LE MONDE DES LIVRES | 22.03.2012 à 12h11
Par Philippe Dagen
Une ville française. Pour peu qu'elle soit de quelque importance, une grande villa, un hôtel, une caserne, une école ou un château ont été, durant l'Occupation, le siège de l'un des services que les nazis et leurs collaborateurs français avaient établis partout afin de surveiller, traquer, arrêter, interroger, tuer ou déporter. Le plus souvent, nul ne s'en souvient et nulle plaque ne rappelle les faits. Aujourd'hui, traces et témoignages manquent. Oubli inconscient sans doute. Oubli insupportable pour certains, cependant.

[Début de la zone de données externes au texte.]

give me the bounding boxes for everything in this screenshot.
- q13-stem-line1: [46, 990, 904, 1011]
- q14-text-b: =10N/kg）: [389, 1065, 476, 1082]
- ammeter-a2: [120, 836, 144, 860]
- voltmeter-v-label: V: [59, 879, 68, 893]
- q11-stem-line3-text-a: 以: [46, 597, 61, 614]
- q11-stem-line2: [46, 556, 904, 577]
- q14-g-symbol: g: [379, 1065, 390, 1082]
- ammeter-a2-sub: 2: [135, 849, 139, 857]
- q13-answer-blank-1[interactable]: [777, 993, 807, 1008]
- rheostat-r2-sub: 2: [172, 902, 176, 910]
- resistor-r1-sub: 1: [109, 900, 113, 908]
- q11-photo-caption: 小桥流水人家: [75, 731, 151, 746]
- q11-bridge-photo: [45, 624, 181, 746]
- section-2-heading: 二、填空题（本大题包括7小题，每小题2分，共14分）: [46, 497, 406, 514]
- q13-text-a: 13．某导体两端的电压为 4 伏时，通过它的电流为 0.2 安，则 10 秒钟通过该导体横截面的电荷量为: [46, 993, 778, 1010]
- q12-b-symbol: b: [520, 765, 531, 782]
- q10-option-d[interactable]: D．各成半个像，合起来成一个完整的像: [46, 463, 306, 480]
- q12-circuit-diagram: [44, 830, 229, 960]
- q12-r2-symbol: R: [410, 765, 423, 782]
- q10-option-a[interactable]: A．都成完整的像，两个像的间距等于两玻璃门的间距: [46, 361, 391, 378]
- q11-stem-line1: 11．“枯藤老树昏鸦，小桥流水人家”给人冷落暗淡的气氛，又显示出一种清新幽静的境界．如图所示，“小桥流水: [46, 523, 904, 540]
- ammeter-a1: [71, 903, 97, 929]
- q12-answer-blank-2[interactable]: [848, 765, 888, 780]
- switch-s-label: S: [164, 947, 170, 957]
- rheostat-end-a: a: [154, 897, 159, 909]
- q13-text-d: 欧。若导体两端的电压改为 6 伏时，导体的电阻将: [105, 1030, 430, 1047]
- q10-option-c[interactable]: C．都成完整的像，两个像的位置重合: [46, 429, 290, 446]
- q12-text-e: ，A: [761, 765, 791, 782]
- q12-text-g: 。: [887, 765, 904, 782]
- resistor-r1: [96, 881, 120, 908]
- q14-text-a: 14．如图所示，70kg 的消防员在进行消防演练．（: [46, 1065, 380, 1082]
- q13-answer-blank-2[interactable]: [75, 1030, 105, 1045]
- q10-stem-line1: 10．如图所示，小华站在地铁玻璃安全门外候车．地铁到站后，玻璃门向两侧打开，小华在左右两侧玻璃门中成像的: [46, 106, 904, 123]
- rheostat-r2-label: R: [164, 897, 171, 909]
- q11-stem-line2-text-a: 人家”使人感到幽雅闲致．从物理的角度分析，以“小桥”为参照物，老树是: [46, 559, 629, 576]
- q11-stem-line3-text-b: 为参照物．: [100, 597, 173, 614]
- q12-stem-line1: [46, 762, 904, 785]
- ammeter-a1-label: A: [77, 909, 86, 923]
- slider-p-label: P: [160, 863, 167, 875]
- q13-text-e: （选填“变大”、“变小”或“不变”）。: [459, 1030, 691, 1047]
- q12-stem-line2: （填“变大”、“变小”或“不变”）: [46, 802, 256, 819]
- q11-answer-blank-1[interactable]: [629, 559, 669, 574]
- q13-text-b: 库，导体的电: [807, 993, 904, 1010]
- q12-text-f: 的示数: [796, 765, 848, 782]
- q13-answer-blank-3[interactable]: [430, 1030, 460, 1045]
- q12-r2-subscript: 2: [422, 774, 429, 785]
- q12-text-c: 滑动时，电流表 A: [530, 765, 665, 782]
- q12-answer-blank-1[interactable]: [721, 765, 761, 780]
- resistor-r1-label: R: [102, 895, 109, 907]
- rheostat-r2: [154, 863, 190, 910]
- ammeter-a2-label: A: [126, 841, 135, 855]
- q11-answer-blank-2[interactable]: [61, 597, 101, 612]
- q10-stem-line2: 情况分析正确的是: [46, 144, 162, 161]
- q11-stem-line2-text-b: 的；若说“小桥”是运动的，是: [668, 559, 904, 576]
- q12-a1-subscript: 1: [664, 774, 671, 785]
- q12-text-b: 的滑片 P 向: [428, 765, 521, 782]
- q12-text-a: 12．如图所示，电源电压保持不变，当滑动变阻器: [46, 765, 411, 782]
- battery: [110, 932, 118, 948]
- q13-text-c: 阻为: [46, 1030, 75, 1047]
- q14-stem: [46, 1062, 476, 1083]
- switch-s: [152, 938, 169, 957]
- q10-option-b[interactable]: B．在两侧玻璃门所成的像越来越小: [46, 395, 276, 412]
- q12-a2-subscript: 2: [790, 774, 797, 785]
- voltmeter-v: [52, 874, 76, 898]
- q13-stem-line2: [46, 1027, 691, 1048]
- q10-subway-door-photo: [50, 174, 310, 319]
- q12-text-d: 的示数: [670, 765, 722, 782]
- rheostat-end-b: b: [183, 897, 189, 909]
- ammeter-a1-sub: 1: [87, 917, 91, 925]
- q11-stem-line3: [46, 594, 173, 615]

Un hasard, dit-elle, a lancé la journaliste et romancière Dominique Sigaud dans une entreprise que l'on aurait crue impossible, la recension des lieux où, de 1940 à 1944, la Gestapo avait ses quartiers en France. Il y en avait 175. Long travail : les adresses étaient incertaines, les renseignements imprécis ou contradictoires, les déménagements fréquents, au gré des situations. Le livre a la forme neutre d'un annuaire, région par région. Dominique Sigaud a photographié les maisons encore debout, petites images en noir et blanc de façades souvent banales, et a ajouté, quand elle a pu les retrouver, des photos d'identité des gestapistes qui ont sévi là, visages ordinaires. Ce qu'ils ont fait est consigné : rafles et abominations, noms des mortes et des morts. Ces listes ne peuvent qu'être incomplètes, tant fut élevé le nombre des victimes. C'est là le plus éprouvant du livre, qui permet de mesurer l'étendue des ravages quotidiens. Familles juives, familles résistantes, otages pris au hasard : dans le moindre chef-lieu, on a torturé et assassiné des dizaines de victimes. A Héricourt, Haute-Saône, la Gestapo, installée dans la maison Bretegnier, s'emploie à envoyer à Drancy une quarantaine de familles juives polonaises. A Cahors, Lot, elle s'établit dans le dancing Robinson et la villa Artigue, rue Emile-Zola : 290 déportés, 400 morts.